= Cesare Questa =

Cesare Questa (1934-2016) was an Italian classicist particularly known for his studies of the metres of the Roman playwrights Plautus and Terence. His researches over many years were summed up in his major work La Metrica di Plauto e Terenzio published in Urbino in 2007.

Questa was born in Milan, the son of Angelo Questa, an orchestra conductor, and Ada Filippini, a mezzosoprano singer.

He initially studied in Rome, at the Facoltà di Lettere della Sapienza, under the teacher Ettore Paratore. His earliest work was a thesis on the historian Tacitus. He moved to Urbino in 1963, where he mostly devoted his time to the study of Plautus. In 1970 he founded l’Istituto di Civiltà Antiche, which housed among other things a large collection of reproductions of manuscripts of Plautus and Terence. In 1996 he created the Centro Internazionale di Studi Plautini, which holds international conferences on Plautine studies.

In 1990 Cesare Questa was made a member of the Accademia dei Lincei, or Lincean Academy, which is the national academy of science and literature of Italy.

He died in Urbino, where at the time of his death he was Emeritus Professor of Latin at the University of Urbino.
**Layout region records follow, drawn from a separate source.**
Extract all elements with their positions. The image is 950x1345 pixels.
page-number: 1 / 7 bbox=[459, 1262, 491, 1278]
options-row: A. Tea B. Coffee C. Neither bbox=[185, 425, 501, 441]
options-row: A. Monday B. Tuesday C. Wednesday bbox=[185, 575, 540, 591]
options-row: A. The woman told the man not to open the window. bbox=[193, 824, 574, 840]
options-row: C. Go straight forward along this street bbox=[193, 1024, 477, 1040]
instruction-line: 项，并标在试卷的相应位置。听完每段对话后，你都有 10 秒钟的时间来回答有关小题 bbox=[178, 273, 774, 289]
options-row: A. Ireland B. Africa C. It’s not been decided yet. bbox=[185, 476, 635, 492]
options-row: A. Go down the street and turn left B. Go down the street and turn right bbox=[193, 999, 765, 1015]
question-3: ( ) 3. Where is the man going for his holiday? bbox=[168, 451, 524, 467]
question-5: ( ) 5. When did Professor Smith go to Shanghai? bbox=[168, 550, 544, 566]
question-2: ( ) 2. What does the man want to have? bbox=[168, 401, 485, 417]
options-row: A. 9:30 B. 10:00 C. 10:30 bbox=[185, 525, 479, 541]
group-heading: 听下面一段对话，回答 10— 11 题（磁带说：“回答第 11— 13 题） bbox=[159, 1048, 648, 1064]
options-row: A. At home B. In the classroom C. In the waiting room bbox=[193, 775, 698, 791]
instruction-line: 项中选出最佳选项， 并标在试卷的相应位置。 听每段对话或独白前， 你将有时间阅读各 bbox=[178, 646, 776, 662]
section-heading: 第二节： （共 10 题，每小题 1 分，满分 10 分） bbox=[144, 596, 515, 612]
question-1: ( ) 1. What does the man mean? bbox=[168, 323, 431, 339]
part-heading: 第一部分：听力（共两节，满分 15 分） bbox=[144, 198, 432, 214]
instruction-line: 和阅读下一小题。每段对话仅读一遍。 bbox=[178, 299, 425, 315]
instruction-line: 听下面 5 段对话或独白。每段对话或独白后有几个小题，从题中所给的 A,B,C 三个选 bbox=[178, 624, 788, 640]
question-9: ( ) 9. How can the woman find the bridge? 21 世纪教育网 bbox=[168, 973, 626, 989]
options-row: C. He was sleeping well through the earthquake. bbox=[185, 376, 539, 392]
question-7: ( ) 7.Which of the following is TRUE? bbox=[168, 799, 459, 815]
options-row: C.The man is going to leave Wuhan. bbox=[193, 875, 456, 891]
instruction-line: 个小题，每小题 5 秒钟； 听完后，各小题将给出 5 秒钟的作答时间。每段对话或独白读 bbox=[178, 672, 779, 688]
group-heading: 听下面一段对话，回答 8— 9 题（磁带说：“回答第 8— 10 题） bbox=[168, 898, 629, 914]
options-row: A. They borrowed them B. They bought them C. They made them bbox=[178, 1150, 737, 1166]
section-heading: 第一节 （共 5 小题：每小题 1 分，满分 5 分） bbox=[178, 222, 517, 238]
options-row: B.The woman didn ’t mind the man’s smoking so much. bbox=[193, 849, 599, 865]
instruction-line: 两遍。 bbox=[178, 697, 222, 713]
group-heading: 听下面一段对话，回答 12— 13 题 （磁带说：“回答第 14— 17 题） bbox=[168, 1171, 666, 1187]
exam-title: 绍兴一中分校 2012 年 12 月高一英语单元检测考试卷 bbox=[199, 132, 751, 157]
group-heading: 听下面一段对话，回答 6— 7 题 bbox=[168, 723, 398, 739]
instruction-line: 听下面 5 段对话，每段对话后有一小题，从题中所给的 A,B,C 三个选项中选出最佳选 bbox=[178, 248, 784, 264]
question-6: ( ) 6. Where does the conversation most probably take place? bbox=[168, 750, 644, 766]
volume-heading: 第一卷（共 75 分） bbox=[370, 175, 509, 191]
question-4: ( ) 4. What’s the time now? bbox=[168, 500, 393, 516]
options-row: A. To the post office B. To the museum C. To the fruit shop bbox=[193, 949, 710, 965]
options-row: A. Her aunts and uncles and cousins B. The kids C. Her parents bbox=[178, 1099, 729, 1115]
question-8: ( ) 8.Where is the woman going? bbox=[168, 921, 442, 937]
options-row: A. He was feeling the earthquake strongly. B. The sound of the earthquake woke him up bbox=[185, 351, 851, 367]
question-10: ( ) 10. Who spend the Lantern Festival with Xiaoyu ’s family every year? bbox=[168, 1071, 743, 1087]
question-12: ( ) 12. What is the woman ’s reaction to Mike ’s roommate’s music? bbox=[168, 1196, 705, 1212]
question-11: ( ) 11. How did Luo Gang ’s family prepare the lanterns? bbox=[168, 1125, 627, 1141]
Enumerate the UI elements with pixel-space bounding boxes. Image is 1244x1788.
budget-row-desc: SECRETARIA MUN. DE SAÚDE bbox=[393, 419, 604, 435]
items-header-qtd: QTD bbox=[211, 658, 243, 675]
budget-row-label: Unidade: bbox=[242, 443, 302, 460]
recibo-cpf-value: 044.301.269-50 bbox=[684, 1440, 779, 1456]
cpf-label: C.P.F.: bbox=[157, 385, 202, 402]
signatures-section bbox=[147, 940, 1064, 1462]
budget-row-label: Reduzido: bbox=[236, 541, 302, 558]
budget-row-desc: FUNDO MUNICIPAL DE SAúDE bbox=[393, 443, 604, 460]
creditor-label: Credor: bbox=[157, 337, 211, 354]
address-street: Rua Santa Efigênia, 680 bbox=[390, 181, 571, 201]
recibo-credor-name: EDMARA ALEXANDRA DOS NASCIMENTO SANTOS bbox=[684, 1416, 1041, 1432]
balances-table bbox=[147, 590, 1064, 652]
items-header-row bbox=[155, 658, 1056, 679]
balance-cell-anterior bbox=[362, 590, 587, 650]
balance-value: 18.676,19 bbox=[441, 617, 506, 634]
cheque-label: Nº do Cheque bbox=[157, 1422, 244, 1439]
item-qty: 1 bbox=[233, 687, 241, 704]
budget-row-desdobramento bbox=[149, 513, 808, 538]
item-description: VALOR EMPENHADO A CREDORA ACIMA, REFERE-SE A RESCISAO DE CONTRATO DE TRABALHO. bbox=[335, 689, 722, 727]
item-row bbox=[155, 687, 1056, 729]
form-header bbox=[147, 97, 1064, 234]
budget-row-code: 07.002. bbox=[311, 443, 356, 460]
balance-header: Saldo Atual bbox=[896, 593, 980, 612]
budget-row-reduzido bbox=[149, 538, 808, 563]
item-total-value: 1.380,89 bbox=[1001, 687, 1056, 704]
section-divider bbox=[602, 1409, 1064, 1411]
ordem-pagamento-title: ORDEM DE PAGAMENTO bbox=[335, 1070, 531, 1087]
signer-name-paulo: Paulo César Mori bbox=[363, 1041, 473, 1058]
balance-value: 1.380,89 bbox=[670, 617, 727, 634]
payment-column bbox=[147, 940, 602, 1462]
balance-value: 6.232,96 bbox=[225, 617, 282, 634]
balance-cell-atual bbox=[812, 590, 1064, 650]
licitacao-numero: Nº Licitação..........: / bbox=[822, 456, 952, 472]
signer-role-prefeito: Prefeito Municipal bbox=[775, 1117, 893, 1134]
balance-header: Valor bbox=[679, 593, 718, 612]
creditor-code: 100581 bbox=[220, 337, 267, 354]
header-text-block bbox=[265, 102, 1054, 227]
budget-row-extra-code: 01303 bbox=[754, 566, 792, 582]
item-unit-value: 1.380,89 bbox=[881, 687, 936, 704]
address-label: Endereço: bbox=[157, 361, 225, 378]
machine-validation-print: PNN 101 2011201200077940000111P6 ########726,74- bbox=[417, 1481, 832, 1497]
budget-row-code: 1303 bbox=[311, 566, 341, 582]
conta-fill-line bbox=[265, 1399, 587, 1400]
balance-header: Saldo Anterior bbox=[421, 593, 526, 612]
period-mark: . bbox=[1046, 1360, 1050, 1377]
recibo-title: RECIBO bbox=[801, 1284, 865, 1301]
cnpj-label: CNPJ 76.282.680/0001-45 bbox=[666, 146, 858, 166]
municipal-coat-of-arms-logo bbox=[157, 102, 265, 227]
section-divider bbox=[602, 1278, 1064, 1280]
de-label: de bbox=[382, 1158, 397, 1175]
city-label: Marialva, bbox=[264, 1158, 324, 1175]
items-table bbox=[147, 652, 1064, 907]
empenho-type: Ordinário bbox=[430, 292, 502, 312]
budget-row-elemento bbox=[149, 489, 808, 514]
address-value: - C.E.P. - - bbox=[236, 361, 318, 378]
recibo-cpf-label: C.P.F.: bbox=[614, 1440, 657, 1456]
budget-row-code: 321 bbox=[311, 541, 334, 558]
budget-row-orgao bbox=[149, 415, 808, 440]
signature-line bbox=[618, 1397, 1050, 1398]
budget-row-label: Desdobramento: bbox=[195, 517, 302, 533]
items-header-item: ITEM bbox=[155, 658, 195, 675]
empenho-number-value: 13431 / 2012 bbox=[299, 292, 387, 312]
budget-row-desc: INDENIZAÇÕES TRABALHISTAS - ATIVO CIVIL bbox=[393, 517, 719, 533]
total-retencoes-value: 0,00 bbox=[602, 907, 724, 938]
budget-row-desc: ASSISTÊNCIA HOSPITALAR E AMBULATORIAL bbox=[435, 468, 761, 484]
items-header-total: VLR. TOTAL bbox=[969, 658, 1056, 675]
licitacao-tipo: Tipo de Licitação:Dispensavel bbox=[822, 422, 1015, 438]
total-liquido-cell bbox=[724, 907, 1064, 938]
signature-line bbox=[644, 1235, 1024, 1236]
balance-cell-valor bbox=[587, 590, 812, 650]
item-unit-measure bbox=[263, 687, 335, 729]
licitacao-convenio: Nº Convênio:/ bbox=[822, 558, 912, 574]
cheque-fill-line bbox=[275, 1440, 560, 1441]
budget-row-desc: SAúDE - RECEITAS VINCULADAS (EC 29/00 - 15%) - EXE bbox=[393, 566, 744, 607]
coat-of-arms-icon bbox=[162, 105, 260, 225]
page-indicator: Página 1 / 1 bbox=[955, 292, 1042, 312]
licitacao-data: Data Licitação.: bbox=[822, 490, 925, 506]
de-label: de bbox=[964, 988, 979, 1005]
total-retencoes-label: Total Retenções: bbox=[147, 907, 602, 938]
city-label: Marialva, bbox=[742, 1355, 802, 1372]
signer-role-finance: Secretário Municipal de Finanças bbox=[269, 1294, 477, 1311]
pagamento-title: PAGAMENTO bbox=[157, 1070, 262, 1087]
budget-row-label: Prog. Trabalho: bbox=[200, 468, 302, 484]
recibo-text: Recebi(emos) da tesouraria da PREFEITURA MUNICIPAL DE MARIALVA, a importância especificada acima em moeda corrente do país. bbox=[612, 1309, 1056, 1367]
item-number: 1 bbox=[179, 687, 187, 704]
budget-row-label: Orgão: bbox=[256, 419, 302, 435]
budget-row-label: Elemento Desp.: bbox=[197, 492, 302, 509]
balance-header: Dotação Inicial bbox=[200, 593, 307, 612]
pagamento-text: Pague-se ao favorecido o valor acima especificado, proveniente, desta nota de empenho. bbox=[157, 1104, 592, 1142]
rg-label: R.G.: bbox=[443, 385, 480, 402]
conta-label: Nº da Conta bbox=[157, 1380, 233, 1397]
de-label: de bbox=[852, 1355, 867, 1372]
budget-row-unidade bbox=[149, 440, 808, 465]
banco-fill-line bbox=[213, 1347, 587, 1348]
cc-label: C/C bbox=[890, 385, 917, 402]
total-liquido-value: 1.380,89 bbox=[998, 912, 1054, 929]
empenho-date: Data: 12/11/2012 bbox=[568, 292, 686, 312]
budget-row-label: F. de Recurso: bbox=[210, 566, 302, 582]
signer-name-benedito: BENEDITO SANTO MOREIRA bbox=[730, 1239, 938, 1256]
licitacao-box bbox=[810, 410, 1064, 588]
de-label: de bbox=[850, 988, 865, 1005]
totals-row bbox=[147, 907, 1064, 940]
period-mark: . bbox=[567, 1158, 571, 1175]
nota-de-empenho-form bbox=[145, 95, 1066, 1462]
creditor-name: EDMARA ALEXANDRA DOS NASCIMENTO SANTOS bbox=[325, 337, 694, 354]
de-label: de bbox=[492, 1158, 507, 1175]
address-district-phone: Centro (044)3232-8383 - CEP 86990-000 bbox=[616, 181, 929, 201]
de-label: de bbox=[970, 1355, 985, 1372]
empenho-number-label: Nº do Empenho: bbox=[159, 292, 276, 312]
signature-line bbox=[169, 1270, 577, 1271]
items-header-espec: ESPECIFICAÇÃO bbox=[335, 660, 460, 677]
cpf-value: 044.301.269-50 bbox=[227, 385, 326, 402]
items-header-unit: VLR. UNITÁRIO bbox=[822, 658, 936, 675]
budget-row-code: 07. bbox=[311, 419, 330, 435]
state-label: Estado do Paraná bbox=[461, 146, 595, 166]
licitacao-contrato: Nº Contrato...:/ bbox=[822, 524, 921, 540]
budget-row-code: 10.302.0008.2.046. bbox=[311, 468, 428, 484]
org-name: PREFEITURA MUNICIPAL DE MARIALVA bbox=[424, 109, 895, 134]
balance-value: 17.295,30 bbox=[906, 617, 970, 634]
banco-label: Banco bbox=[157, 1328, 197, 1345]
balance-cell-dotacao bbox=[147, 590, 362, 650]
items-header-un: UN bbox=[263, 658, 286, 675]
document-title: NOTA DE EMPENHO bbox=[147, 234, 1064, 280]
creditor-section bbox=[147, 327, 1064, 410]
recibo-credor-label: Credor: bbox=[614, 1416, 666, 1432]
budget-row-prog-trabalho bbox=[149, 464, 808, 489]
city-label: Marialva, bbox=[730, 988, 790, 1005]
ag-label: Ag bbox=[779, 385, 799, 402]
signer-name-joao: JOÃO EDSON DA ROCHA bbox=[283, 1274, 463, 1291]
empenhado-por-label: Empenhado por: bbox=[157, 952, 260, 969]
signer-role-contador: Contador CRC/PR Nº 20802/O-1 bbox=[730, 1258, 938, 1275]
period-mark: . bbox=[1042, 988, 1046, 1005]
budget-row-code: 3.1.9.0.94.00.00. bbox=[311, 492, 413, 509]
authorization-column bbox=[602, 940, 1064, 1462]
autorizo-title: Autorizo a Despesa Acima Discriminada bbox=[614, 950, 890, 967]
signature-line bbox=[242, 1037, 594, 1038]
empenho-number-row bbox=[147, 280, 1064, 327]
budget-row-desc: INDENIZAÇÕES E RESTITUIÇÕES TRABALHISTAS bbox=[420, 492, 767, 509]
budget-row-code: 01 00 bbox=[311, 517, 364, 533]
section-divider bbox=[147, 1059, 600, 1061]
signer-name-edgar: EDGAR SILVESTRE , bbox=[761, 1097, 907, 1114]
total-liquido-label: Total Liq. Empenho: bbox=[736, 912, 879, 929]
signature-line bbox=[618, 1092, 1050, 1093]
==Works by Cesare Questa==
For a full list of the works of Cesare Questa, see: IdRef: Questa, Cesare (1934-....).

- Studi sulle fonti degli Annales di Tacito. Roma: Edizioni Dell'ateneo. (1960).
- Introduzione alla metrica di Plauto. Bologna: Patròn. (1967).
- Per la storia del testo di Plauto nell'Umanesimo. Roma : Edizioni Dell'ateneo (1968).
- Numeri Innumeri (1984).
- Parerga Plautina (1985).
- Semiramide redenta: archetipi, fonti classiche, censure antropologiche nel melodramma (1989).
- Titi Macci Plauti Cantica (1995).
- L’Aquila a Due Teste (1998).
- La Metrica di Plauto e Terenzio (2007). Urbino: Quattro Venti.
- Il nuovo volto di Plauto. (Lecture in Italian). (2010).
- "Paratore, Ettore" in Dizionario Biografico degli Italiani, Volume 81, Roma, Istituto dell'Enciclopedia Italiana (2014).